I don’t care who you are — start managing people, and prepare for a bag of dicks. They may blossom from you, they may sprout from elsewhere, but trust me… bag of dicks. Probably because no one likes to be told what to do, and despite any pre-existing relationship, things get strained — which is perhaps why Leprous grows adventurous when released from the reign(rein?) of Vegard “Ihshan” Tveitan. This is not to suggest potential dissolution nor unhappy work conditions (after all, I’m not on tour with these folks), but it’s easy to imagine how one might feel a greater personal investment in their own creation.
Actually, maybe I got a bit overzealous with that opening bit. Leprous has made staggering advances since their 2010 recruitment tour with Ihsahn, and the very involvement of Vegard Tveitan (plus his wife Heidi, who is also the sister of keyboard/vocalist Einar Solberg) has helped project this band to greater heights. 2011’s Bilateral was fairly gonzo without being straight goofypants, and considering its dramatic departure from their ambitious 2009 debut Tall Poppy Syndrome, it’s no surprise that the ever-simply-titled Coal is again that much different.
Coal starts with a strangely jarring march, but it’s soon clear the skeleton will be fleshed out, and nearly every unearthed element is welcome — like the multi-part a capella vocal harmonies throughout ‘Foe’ — an indicator that Leprous have clearly expanded their compositional potential. So as not to favor form over fervor, ‘Chronic’ brings the brutal balance back in check; and once the following title track is squeezed hard enough, it too unleashes deadly shredding diamonds. Then ‘The Cloak’ just envelops in gorgeousness as Solberg’s clean throat takes center stage, imploring “Will you cry tomorrow reflecting on yesterday’s action / Cry tomorrow draining your satisfaction” — a curious choice as first video too, as it’s more accessible and less overtly metallic, yet still plumbs the darkness.

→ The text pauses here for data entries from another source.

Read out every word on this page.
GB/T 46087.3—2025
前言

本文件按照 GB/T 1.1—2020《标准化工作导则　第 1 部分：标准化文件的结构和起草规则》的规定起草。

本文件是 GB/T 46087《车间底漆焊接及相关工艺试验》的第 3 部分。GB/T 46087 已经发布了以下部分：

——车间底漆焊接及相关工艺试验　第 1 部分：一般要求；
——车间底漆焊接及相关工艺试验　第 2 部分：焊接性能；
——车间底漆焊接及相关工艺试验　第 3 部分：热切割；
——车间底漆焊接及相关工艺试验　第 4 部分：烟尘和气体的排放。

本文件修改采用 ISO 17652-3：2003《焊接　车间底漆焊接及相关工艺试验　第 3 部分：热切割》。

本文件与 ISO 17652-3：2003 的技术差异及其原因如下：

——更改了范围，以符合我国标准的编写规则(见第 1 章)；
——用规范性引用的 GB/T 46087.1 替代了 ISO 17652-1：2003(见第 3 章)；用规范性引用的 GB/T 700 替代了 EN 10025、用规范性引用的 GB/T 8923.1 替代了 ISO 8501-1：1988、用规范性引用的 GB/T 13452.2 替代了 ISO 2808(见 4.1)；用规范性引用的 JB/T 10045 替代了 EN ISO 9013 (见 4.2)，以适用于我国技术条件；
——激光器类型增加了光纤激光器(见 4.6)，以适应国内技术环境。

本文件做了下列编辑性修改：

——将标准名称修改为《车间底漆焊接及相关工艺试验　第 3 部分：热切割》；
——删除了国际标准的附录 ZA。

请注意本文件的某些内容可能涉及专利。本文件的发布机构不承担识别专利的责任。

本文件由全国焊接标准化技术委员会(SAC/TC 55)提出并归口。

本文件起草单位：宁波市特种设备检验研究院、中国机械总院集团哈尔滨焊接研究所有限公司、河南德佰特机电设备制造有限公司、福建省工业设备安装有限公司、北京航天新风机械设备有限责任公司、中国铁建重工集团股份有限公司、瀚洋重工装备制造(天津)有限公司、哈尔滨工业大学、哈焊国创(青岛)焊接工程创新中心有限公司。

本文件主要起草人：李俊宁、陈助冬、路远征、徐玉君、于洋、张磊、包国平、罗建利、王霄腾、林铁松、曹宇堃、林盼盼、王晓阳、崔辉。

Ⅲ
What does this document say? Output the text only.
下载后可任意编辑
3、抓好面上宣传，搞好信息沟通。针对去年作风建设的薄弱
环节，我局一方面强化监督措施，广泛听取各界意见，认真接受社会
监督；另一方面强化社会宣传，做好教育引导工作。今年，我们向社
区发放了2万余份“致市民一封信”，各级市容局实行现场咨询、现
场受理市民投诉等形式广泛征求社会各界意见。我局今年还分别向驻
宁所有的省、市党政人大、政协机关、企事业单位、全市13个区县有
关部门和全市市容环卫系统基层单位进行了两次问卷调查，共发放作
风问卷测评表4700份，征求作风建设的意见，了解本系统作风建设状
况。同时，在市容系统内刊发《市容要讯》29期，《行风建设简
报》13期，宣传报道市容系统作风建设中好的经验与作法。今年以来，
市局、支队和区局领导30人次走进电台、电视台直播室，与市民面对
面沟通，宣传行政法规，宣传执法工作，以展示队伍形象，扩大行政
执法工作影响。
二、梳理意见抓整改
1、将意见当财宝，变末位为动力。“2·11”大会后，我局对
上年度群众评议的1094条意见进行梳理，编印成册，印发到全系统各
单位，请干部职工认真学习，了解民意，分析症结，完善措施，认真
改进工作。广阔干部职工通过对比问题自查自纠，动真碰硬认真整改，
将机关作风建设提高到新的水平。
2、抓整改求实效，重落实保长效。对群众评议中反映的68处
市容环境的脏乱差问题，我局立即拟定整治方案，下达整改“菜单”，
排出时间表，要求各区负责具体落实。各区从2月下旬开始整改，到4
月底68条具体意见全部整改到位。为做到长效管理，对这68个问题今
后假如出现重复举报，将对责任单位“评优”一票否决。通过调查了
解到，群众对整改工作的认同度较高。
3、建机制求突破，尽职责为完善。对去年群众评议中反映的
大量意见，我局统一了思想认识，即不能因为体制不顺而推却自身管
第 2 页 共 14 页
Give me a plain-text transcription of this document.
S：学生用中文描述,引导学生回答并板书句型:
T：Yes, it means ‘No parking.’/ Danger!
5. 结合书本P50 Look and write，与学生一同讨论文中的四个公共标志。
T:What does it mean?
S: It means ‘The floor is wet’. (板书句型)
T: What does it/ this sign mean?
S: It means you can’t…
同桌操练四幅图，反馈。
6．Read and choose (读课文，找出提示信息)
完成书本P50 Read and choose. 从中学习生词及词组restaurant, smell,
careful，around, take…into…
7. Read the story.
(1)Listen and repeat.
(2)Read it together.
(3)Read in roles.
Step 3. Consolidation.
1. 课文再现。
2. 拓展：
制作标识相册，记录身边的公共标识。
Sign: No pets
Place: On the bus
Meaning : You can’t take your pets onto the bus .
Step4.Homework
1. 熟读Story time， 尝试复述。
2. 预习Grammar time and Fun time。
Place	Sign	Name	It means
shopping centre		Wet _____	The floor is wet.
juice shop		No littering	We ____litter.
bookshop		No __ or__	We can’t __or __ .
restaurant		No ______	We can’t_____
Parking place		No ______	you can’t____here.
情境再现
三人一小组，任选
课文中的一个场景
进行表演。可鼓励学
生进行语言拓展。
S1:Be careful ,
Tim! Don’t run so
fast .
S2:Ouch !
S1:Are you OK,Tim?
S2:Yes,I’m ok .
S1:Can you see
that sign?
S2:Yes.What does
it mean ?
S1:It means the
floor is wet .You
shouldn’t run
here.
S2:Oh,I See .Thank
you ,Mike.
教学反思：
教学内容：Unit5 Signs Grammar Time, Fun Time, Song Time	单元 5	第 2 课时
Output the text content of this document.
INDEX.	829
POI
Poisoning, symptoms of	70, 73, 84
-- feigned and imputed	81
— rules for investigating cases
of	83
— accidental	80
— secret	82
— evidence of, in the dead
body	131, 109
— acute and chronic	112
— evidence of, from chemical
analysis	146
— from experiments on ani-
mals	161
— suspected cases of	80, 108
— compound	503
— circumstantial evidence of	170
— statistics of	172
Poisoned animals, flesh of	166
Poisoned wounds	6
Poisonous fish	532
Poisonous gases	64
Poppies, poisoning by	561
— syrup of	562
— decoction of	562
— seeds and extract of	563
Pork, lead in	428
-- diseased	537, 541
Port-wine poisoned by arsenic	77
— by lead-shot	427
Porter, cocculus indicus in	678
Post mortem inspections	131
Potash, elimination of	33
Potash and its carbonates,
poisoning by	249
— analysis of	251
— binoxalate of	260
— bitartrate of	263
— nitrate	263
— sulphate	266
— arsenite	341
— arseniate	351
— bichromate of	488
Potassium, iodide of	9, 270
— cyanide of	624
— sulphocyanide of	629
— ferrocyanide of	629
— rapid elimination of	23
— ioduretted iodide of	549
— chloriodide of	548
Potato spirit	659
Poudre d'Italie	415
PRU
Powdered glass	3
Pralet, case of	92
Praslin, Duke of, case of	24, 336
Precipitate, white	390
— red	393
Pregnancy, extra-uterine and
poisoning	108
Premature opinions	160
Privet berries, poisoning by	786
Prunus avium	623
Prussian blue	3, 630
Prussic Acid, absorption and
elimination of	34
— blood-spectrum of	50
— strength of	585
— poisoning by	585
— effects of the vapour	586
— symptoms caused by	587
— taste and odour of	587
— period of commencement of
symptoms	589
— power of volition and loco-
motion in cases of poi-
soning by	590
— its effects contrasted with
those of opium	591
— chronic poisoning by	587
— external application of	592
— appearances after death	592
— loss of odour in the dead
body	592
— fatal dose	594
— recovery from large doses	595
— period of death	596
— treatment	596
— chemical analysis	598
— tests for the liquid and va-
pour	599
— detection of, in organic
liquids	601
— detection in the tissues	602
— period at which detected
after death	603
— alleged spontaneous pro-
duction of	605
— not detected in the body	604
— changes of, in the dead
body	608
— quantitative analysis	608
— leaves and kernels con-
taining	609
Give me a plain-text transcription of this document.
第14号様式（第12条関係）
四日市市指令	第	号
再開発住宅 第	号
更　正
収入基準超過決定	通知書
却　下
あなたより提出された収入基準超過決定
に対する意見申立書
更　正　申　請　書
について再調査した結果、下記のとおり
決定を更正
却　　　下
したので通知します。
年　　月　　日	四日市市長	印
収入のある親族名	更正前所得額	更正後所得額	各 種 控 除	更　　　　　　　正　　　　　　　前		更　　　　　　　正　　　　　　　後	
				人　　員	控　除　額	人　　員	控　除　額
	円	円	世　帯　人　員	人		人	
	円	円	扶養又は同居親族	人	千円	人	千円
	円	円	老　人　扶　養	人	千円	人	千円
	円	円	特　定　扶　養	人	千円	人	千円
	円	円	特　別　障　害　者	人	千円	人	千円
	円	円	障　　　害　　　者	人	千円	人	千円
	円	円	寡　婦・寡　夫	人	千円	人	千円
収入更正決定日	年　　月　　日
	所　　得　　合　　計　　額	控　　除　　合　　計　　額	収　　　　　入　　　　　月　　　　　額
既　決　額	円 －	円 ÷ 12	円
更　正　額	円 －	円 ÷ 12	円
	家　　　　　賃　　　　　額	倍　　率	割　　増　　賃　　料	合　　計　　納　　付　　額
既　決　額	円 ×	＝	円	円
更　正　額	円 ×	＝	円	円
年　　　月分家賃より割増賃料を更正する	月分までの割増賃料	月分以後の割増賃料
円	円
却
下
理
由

In the first of three ‘Side B’ songs to venture into 9-minute territory, ‘The Valley’ interweaves angular, staccato rhythms within a fuzzy whirlpool of feedback and the most memorable vocal melodies on Coal, rounded out by an excellent syncopated performance from bassist Rein Blomquist and drummer Tobias Andersen. Vocals soar to even greater heights approximately three minutes into ‘Salt’, although the song abruptly ends with a few seconds of what seems like in-studio noise. For a band so outwardly concerned with precision, it’s odd that Leprous would tarnish their luster, but it could be there for an as-yet-undetermined function. Everything means something.
The nearly 10-minute sprawl of ‘Echo’ finds a lively midsection to keep things moving, and Ihsahn returns with guest vocals for ‘Contaminate Me’, which also features a gentle layer of classical violin, and a spazzed-out, possibly ad-libbed conclusion. Overall, there’s less additional players on Coal, but what results is a deeper, more introspective version of Leprous — a logical pendulum swing from the meticulous madness of their sophomore set.
All quibbles can become assets when dealing with groups like Leprous. These young Norwegian visionaries display purposeful progression and remain relatable while they persistently evolve. Having consistently set and surmounted daunting bars so early in their career, serious further exploration must still be in store.